Selain itu, juga Kim Hwa Nio-nio yang mengatur penjagaan atau pengawal-pengawal rahasia dari Hou Taijin. Pengawal-pengawal ini adalah orang-orang yang dipimpin oleh Kim Hwa Nio-nio untuk melakukan penjagaan secara rahasia. Dan kini Kim Hwa Nio-nio menerima tugas yang lebih penting lagi, yalah mengumpulkan dan mengundang tenaga-tenaga yang tangguh dari para tokoh dunia hitam untuk memperkuat kedudukan Hou Taijin.

Siapakah Kim Hwa Nio-nio? Nenek yang sudah tua akan tetapi masih suka mengejar kesenangan melalui kekuasaan di kota raja ini adalah guru dari Bhok Gun! Nenek ini pernah menjadi murid merangkap kekasih dari mendiang Pek-bin Lo-sian. Akan tetapi setelah ia berhasil menguras semua ilmu dari Pek-bin Lo-sian, Kim Hwa Nio-nio lalu meninggalkan gurunya yang suka bertapa itu untuk bertualang di kota-kota besar dan mengumbar nafsunya dengan pria-pria yang lebih muda dan tampan, yang dipilih dan disukainya.

Dengan kepandaiannya yang hebat, ia dapat memaksa setiap pria yang dipilihnya untuk melayaninya. Setiap penolakan tentu mengakibatkan pria itu tewas oleh menyambarnya bulu-bulu kebutan itu. Bahkan setiap kekecewaan dari pria yang melayaninya juga ditebus dengan nyawanya.

Dalam hal kejahatan dan kekejamannya, Kim Hwa Nio-nio tidak kalah oleh tiga orang datuk sesat yang masih bersumber dari satu perguruan dengannya, yaitu Sam Kwi. Setelah usianya mulai tua, Kim Hwa Nio-nio memilih Bhok Gun untuk menjadi muridnya, dan hanya pemuda inilah yang mewarisi sebagian besar dari ilmu-ilmunya.

Akan tetapi, setelah usianya kurang lebih tujuh puluh tahun, ia sudah kehilangan kesenangan-kesenangan masa mudanya dan kini satu-satunya kesenangan yang dikejarnya adalah kedudukan dan kekuasaan.
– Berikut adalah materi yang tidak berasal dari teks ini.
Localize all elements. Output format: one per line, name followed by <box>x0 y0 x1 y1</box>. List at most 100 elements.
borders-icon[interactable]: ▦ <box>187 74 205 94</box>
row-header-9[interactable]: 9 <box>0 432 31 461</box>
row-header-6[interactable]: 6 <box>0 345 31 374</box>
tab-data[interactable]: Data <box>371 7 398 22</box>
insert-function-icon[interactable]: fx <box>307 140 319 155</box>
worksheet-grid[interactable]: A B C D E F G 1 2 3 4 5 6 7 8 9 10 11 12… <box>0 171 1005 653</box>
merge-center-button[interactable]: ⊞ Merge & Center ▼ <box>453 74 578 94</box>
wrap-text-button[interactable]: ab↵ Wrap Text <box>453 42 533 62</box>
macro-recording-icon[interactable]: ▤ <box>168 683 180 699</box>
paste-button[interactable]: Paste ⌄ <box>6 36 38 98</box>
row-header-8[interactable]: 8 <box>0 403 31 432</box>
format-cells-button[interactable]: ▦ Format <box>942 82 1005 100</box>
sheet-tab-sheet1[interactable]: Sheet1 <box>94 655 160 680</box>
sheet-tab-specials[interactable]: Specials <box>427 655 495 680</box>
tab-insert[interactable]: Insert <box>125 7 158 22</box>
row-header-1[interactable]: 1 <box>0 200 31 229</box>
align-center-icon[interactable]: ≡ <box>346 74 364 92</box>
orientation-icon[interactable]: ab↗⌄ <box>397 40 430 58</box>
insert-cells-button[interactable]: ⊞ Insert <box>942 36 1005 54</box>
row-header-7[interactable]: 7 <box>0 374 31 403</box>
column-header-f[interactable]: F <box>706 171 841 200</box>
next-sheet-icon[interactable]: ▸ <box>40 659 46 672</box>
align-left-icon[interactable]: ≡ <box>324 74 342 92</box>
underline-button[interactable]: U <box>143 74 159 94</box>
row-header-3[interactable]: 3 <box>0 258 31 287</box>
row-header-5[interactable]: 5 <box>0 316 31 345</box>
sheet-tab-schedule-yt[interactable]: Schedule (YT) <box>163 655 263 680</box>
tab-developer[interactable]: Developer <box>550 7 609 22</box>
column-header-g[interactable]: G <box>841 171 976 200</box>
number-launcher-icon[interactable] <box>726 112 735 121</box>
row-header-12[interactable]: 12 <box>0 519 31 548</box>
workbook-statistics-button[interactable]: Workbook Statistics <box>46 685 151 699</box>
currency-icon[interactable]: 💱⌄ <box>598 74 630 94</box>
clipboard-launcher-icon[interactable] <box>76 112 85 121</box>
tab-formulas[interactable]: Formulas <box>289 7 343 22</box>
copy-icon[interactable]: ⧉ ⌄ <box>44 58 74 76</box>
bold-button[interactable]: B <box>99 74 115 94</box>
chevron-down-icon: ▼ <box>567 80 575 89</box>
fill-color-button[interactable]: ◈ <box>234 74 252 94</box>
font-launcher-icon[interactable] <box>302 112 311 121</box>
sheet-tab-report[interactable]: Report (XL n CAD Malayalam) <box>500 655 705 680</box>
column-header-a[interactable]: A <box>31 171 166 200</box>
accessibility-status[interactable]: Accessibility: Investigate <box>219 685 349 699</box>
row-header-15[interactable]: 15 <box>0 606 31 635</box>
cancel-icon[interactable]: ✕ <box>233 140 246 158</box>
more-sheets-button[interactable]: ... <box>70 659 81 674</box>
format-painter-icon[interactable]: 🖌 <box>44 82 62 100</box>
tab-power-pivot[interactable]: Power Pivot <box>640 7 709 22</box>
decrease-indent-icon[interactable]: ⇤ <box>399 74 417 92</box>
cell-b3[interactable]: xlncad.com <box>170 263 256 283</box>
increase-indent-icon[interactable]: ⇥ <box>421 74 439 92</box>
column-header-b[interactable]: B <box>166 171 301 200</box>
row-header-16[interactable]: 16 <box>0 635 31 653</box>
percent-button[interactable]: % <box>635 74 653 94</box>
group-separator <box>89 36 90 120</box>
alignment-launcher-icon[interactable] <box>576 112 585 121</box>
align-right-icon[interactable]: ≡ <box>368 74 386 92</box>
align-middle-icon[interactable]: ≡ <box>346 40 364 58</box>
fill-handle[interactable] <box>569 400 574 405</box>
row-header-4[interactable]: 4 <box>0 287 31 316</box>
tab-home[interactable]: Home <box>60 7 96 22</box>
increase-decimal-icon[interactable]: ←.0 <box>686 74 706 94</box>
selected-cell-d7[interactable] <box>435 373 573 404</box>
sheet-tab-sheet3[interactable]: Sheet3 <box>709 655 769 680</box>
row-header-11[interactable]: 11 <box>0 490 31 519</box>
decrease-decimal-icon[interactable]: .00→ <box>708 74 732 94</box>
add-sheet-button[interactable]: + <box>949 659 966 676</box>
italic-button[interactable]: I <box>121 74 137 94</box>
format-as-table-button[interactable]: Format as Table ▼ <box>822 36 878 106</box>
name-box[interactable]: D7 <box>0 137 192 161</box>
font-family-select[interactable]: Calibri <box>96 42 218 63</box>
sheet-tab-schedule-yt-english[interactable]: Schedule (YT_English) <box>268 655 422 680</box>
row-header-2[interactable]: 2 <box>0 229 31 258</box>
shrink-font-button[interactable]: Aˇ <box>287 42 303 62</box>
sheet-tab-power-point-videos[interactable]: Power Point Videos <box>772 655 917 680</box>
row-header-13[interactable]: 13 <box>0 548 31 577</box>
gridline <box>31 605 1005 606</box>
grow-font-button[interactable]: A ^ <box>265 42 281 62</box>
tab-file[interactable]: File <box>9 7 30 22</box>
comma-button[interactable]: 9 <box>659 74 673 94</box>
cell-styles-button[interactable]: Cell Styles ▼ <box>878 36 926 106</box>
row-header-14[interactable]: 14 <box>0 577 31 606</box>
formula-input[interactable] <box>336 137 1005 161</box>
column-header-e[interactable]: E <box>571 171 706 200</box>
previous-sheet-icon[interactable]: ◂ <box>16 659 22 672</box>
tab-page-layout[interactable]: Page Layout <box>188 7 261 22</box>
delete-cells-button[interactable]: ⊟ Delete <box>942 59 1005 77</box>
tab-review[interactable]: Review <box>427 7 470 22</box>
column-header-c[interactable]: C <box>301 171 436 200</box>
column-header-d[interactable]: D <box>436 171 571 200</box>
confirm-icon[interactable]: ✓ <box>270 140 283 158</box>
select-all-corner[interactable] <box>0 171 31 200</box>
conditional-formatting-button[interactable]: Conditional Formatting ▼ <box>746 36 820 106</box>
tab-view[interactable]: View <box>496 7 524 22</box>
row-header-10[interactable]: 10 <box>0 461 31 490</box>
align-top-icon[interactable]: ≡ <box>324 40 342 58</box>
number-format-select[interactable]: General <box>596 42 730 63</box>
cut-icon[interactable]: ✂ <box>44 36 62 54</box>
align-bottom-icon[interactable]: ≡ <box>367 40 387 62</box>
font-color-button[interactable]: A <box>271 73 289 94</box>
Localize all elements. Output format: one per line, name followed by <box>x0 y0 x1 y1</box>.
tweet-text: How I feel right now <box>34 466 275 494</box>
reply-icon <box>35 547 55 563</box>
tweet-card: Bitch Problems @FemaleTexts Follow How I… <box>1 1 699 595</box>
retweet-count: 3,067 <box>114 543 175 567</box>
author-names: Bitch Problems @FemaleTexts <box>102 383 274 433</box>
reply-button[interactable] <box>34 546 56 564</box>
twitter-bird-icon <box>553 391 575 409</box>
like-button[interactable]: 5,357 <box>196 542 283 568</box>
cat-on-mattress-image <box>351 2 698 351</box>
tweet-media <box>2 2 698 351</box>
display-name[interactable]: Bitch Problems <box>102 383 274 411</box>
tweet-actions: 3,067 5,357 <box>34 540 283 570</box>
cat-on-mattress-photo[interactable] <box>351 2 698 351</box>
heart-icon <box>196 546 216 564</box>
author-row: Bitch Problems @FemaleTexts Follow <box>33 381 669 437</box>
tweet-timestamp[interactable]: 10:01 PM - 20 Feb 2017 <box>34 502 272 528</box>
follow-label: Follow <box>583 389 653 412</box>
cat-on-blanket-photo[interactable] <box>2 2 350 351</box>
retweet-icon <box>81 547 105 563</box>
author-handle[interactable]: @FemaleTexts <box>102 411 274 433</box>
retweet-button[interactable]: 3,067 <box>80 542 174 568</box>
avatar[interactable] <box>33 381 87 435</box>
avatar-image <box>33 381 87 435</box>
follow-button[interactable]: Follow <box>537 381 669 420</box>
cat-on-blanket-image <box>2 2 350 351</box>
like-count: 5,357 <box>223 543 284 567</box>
Karena itulah ia pergi ke kota raja dan mendengar akan kelihaian Hou Taijin yang berhasil menguasai kaisar, ia lalu melakukan pendekatan dan akhirnya, melihat kehebatan ilmu nenek ini, ia berhasil menjadi pembantu utama Hou Seng atau Hou Taijin.

“Selamat malam, Taijin,” nenek itu berkata dan suaranya terdengar halus, “dan silahkan masuk.”

Pembesar yang mempunyai sepasang mata lincah membayangkan kecerdikannya itu mengangguk dan langsung bertanya,

“Benarkah yang datang Lama itu?” Dia mencari-cari dengan pandang matanya.

“Begitu mendengar berita yang dikirim oleh locianpwe, aku langsung saja ke sini, ingin bertemu dan berkenalan sendiri.”

Kim Hwa Nio-nio mengangguk.
“Bijaksana sekali tindakan Taijin, karena memang akan menimbulkan kecurigaan kalau dia yang belum dikenal ini yang menghadap kepada Taijin. Sekarangpun dia sudah siap menghadap kalau menerima perintah Taijin.”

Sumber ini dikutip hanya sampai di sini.